ジュニアの現場から見るグラウンド問題の現実。サッカー少年たちの故郷(ふるさと)が無くなるとき

2014年12月19日

コラム

手作りのグラウンドが使えなくなってしまう日

「すぐそばに宮内庁の新浜鴨場を含めた『野鳥の楽園』があるんです。朝グラウンドに来ると鵜の吐き出した小魚がたくさん落ちていることも珍しくないんですよ(笑)」

 新浜フットボールクラブの遠山代表が、そう話しながらグラウンドを案内してくれた。周辺にはザリガニの釣れる側溝もあり、草むらからはバッタやトンボなどの昆虫が季節によって顔を出すという。

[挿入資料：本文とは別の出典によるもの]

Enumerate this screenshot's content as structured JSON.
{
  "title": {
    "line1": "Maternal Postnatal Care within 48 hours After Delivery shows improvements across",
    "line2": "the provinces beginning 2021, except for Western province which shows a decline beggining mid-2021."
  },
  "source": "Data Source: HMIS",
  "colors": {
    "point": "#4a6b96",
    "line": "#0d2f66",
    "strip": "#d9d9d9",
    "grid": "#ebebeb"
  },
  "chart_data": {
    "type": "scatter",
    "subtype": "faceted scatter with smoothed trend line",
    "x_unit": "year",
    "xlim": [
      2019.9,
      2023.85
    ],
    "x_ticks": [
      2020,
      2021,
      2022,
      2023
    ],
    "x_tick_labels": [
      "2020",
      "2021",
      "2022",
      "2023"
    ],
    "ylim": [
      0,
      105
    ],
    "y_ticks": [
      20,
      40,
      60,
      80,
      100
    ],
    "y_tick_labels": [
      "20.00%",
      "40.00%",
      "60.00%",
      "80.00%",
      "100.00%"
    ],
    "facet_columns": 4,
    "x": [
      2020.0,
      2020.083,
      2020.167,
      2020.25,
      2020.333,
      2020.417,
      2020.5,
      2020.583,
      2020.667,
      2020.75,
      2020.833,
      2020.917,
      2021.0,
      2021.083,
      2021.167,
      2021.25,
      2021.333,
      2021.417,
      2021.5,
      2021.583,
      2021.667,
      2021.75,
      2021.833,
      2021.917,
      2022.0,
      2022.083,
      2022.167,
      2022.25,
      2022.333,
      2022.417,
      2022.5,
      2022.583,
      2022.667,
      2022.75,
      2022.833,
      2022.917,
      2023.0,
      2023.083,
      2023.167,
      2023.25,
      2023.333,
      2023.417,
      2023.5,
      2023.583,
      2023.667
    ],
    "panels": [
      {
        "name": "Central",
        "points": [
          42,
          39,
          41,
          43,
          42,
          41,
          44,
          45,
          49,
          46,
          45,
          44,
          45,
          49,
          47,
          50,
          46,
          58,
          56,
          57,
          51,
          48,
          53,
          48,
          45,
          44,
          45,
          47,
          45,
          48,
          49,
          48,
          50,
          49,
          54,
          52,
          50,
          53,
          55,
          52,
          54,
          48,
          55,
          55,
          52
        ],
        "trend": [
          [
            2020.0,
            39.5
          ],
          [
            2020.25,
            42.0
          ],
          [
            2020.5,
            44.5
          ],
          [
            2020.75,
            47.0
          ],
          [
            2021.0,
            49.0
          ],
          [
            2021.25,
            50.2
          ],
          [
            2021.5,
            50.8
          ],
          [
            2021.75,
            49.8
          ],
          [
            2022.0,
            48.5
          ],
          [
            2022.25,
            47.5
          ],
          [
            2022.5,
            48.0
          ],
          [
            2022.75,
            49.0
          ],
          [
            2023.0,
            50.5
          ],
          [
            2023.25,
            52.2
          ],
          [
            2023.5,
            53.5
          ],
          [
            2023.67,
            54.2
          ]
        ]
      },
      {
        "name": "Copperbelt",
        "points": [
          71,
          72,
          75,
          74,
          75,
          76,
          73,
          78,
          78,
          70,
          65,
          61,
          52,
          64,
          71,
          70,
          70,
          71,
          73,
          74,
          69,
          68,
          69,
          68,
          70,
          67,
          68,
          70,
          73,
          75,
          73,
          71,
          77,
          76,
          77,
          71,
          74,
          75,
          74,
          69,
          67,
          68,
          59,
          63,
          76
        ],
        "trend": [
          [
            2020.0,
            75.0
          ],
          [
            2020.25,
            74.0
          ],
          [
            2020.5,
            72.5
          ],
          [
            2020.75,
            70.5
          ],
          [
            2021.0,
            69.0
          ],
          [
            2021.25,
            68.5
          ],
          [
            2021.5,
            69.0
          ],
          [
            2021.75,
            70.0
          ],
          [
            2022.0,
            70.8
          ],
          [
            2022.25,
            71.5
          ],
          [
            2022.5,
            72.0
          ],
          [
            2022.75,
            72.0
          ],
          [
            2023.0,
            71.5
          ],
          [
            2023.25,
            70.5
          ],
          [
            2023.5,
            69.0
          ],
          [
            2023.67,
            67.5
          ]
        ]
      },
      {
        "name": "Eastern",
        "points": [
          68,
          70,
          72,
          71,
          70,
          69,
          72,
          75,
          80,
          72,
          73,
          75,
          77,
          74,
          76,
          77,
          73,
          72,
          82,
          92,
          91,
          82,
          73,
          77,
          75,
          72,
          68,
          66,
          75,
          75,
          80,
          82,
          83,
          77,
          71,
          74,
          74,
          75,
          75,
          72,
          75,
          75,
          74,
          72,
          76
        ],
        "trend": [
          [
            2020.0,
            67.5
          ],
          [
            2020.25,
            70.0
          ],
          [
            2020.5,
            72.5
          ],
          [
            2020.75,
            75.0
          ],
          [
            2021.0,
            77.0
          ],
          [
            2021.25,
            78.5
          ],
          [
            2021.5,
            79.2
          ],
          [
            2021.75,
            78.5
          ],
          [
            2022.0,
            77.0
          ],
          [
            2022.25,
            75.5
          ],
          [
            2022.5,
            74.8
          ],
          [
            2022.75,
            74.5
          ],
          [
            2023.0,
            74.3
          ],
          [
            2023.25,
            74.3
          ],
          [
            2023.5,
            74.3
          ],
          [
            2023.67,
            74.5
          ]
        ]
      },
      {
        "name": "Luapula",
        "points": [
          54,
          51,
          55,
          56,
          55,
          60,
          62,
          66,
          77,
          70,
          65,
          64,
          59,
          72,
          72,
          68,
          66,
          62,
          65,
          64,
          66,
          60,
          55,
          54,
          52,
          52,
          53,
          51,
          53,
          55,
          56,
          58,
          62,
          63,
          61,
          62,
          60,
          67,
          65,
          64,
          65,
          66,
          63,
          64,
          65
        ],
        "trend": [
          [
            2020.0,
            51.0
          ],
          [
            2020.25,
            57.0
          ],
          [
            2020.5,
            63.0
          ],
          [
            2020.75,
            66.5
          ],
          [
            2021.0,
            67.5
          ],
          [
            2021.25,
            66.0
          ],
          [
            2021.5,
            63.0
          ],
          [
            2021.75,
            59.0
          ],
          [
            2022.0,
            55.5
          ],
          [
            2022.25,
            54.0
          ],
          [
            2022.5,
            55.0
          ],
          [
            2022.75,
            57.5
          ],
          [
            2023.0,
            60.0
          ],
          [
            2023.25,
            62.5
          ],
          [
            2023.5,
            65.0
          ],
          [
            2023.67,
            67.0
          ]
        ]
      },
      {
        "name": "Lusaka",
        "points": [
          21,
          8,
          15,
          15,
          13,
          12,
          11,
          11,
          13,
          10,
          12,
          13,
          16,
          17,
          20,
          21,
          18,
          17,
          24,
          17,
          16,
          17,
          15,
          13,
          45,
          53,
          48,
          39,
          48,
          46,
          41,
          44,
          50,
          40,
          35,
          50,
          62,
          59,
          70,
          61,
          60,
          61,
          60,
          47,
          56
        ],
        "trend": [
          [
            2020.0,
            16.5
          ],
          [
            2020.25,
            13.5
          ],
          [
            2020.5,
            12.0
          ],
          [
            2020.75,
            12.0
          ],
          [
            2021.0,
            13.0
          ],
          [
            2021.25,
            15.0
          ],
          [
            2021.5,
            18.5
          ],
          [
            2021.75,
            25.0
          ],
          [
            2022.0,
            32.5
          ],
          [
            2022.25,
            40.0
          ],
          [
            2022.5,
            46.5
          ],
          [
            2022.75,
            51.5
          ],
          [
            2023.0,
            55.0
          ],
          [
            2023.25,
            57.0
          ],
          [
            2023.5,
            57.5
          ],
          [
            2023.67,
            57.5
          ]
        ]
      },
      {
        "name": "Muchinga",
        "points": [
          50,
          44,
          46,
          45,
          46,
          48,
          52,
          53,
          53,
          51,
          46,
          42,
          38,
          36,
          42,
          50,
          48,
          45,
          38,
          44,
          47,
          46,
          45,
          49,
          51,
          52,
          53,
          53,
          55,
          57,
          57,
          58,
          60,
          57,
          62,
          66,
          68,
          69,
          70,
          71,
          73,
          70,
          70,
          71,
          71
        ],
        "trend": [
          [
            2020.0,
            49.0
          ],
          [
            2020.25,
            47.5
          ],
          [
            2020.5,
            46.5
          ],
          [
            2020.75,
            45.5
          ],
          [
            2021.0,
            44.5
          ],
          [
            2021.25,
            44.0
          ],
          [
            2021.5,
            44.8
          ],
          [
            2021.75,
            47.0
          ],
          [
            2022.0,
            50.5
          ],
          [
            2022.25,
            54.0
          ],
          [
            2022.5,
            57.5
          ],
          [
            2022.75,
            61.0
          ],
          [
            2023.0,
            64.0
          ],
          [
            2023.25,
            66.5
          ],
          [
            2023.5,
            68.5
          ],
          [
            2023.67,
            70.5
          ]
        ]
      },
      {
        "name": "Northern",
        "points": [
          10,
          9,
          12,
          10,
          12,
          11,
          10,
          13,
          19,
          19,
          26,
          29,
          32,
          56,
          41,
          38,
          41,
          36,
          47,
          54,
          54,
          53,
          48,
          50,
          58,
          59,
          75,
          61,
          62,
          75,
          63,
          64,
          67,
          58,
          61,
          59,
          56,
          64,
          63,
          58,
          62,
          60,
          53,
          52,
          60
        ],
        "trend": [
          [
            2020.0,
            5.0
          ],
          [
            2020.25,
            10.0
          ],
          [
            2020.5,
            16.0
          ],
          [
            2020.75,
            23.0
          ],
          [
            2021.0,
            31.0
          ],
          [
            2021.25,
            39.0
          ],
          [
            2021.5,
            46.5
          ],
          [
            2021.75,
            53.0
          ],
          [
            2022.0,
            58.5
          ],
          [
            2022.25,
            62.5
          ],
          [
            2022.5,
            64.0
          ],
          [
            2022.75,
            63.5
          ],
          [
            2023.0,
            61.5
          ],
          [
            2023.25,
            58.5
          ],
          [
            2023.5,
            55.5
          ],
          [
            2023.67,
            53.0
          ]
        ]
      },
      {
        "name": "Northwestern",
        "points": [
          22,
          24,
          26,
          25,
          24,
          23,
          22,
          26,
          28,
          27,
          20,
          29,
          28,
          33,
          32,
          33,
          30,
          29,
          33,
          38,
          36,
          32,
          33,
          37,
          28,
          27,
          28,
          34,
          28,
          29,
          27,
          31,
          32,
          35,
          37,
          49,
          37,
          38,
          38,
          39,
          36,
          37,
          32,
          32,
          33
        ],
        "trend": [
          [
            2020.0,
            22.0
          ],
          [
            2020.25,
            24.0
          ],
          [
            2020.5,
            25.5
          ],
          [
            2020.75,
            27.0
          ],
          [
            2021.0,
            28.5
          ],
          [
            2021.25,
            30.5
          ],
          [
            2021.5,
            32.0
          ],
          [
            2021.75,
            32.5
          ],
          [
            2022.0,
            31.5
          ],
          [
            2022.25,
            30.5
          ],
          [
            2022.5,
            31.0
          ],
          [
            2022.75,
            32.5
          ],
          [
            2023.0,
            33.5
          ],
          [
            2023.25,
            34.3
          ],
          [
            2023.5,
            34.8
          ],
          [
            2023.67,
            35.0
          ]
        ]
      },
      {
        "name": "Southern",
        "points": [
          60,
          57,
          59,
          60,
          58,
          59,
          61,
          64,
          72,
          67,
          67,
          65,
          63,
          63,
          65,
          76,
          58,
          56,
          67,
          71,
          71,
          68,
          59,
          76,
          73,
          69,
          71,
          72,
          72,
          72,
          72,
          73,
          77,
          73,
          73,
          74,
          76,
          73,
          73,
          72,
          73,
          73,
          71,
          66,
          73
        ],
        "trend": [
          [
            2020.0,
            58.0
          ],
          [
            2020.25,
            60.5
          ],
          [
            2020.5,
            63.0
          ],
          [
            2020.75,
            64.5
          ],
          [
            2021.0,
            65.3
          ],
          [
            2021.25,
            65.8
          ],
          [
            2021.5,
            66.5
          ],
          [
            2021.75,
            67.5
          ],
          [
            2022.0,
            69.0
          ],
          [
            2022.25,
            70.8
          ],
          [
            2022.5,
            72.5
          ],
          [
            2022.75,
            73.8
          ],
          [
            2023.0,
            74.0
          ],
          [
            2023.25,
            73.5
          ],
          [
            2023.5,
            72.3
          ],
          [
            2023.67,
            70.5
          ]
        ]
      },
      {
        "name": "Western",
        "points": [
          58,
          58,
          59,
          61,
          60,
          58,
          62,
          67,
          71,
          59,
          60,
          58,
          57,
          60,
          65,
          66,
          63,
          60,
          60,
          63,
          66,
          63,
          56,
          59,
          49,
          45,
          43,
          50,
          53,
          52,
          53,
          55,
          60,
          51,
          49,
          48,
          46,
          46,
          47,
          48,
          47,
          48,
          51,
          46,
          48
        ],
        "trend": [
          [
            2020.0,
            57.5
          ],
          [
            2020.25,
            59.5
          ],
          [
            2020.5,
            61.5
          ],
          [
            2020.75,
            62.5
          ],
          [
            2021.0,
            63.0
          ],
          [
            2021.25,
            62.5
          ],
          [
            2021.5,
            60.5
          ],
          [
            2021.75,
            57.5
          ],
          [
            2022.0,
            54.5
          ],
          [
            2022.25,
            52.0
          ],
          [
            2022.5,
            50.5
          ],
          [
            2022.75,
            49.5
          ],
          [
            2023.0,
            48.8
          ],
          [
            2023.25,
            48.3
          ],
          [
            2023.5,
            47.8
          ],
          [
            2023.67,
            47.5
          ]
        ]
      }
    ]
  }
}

「グラウンドを作ったのは、今から15年前になります。それまで活動していた小学校も毎週使えるわけではありませんでしたので、活動場所を探していたんです。ここは背丈ほどの葦(あし)が覆うような遊休地だったのですが、『手入れをすれば何とかなるんじゃないか』ということで、所轄の市川市を説得して借用許可を得ることからはじめました。

 業者には一切頼らずに、それぞれの人脈や知識を活かして、自分たちで切り拓いていったんです。完成したときは『自分たちのグラウンドができた!』ということで嬉しかったものですよ」と遠山代表は当時を知る年配のOBと振り返る。

 雑草だらけだった空き地は、たくさんのサッカーを楽しむ人によって踏み固められ、やがてサッカーグラウンドへと昇華した。

 だが、少年サッカーの原風景のような、この「手作りのグラウンド」も近く閉鎖されてしまうというのだ。2015年の3月末日で借用期限が切れてしまう。

「開発計画が進行していて、もう更新することはできないようです。署名活動など様々な手は打ってみたのですが、残念ながら決定を覆すことはできませんでした」

 グラウンドの閉鎖は、新浜フットボールクラブだけではなく、近隣のクラブにも影響がでてくる。ジュニアの公式戦があるときは会場として提供されることも多いからだ。